As it does every year, Crystal will go all out with decorations.

"For our Christmas/Hanukkah/New Year's voyages," Magnuson says, "hundreds of thousands of dollars of seasonal decor such as handcrafted ornaments, ornate sleighs, Old English toy soldiers and a dozen twinkling Christmas trees will adorn each ship."

A very busy Santa will give gifts not just to kids, but to adults as well.

Crystal's entertainers will perform "A Christmas Carol," and the line's big screens will light up with holiday-themed films such as "How the Grinch Stole Christmas," "Miracle on 34th Street," "A Christmas Story," "It's a Wonderful Life," "Mannheim Steamroller's Christmas Live" and more.

Crystal celebrates Hanukkah by lighting the menorah and with traditional foods including latkes and loukoumades, deep-fried pastry puffs dipped in honey or sugar that symbolize the magic of the holiday. Crystal also creates traditional butter cookies and pretzels shaped like Hanukkah symbols. A rabbi will be onboard each ship to conduct services.

Norwegian Coastal Voyages' northern Europe itineraries won't take the chill out of the holidays, but the line does plan to warm hearts with a traditional Norwegian Christmas and a gala New Year's Eve celebration on seven- to 10-day cruises plying Arctic waters starting Dec. 20.

NCV's ferrylike vessels offer a choice of Christmas and New Year's festivities at sea and unusual attractions on shore: a Christmas pre-cruise visit to Copenhagen and its famous Christmas market in Tivoli Gardens; New Year's celebrations at the North Cape, Europe's northernmost point; a Northern Lights Festival concert at the distinctive iceberg-shaped Arctic Cathedral in Tromso, Norway; or fireworks and traditional singing in Karasjok, capital of Norwegian Lapland.
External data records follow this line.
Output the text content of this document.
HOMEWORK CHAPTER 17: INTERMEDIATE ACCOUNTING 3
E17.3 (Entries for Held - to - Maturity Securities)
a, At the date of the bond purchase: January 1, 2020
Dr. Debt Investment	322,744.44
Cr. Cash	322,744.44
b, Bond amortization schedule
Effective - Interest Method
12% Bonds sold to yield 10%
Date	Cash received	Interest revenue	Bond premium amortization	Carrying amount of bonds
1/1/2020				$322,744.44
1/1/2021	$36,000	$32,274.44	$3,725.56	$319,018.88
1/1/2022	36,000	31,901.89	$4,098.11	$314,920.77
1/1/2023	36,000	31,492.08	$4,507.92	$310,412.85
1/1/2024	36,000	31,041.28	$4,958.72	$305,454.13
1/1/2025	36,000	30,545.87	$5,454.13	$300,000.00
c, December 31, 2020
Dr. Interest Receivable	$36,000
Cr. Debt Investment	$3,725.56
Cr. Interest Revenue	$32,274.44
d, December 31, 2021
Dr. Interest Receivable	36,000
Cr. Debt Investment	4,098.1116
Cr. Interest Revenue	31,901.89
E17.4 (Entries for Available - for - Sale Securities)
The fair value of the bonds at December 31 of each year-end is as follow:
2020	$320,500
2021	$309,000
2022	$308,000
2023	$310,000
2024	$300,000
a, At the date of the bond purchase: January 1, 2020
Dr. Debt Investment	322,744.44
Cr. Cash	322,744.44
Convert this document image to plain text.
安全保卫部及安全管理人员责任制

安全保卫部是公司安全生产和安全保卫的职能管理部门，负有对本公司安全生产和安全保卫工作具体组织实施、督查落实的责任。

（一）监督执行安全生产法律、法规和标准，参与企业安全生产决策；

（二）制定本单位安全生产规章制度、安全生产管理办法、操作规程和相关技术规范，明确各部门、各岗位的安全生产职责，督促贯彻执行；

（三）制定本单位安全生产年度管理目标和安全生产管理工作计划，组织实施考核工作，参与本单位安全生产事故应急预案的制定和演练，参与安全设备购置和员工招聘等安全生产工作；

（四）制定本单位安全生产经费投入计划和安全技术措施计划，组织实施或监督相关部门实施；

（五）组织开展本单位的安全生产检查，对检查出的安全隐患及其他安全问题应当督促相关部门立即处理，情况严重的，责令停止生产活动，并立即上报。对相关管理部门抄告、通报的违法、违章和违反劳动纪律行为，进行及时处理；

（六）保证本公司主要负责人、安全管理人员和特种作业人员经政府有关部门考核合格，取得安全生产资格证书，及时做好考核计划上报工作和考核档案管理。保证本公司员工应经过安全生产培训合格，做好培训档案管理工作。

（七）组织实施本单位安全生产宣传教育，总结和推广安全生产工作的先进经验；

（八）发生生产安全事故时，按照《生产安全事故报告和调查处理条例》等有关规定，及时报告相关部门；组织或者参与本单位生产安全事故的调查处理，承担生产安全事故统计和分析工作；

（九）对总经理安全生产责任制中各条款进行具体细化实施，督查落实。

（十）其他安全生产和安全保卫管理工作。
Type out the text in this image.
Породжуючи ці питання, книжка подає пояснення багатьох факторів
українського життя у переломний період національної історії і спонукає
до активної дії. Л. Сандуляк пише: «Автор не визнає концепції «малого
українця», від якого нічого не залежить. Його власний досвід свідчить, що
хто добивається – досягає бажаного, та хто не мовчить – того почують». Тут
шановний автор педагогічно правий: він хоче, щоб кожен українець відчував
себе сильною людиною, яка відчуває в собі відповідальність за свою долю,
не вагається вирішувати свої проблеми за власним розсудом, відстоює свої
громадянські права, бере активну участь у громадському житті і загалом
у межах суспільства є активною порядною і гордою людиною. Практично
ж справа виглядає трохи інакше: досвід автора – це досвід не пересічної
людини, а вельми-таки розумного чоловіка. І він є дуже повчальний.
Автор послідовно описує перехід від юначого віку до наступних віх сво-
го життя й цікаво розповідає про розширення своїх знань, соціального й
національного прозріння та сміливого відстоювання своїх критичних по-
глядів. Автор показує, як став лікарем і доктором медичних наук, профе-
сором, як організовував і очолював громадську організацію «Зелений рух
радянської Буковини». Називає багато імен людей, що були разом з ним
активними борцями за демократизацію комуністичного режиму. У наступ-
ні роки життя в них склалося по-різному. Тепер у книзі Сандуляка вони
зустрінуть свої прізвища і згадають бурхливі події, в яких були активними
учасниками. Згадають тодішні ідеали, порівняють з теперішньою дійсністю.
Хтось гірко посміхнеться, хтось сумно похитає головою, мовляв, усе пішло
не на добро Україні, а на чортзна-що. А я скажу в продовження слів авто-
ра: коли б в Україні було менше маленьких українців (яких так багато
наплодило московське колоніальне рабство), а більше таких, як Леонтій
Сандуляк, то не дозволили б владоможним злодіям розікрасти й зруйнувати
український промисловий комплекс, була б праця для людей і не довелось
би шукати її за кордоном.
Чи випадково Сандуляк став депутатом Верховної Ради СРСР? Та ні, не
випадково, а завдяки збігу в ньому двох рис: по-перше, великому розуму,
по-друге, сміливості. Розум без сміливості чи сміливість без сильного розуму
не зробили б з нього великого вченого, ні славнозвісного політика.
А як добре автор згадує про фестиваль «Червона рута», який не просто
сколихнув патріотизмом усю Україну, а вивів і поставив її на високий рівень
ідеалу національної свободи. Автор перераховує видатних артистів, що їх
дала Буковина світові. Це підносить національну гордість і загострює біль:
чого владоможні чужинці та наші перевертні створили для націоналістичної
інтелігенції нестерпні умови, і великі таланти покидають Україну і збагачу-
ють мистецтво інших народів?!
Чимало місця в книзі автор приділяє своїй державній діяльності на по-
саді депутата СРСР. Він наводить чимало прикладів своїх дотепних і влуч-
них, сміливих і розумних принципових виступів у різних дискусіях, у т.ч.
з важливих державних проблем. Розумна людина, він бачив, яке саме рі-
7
On NCV ships, traditional Norwegian yuletides include Christmas Eve celebrated together by passengers and crew with holiday specialties at dinner, carols by the tree and a visit from Santa; a lavish Scandinavian smorgasbord on Christmas Day; and an after-dinner dance on Boxing Day.

Looking for something equally exotic during the holidays but closer to the equator? Consider Silversea Cruises' offerings in the South Pacific. Silver Cloud's 16-day "Along the Barrier Reef" voyage sails Dec. 22 from Singapore to Sydney. It calls in Darwin, Thursday Island, Cairns, Townsville, Whitsunday Islands and New Castle, Australia; and Semarang, Indonesia.

Another enticing option: Silver Whisper's 14-day "Burmese Interlude" on Dec. 22, sailing round-trip from Singapore with calls in Kuala Lumpur, Malaysia; Phuket, Thailand; Belawan, Indonesia; Penang and Malacca, Malaysia, plus a three-night visit to Yangon, Myanmar.

Even that far off the beaten track, holiday fixings come with the territory. Passengers enjoy Silversea's typically lavish gourmet meals. The repast offers such tantalizing appetizers as layered Russian Sevruga caviar blinis with marinated Maine lobster salad.

And nobody will have to do the dishes!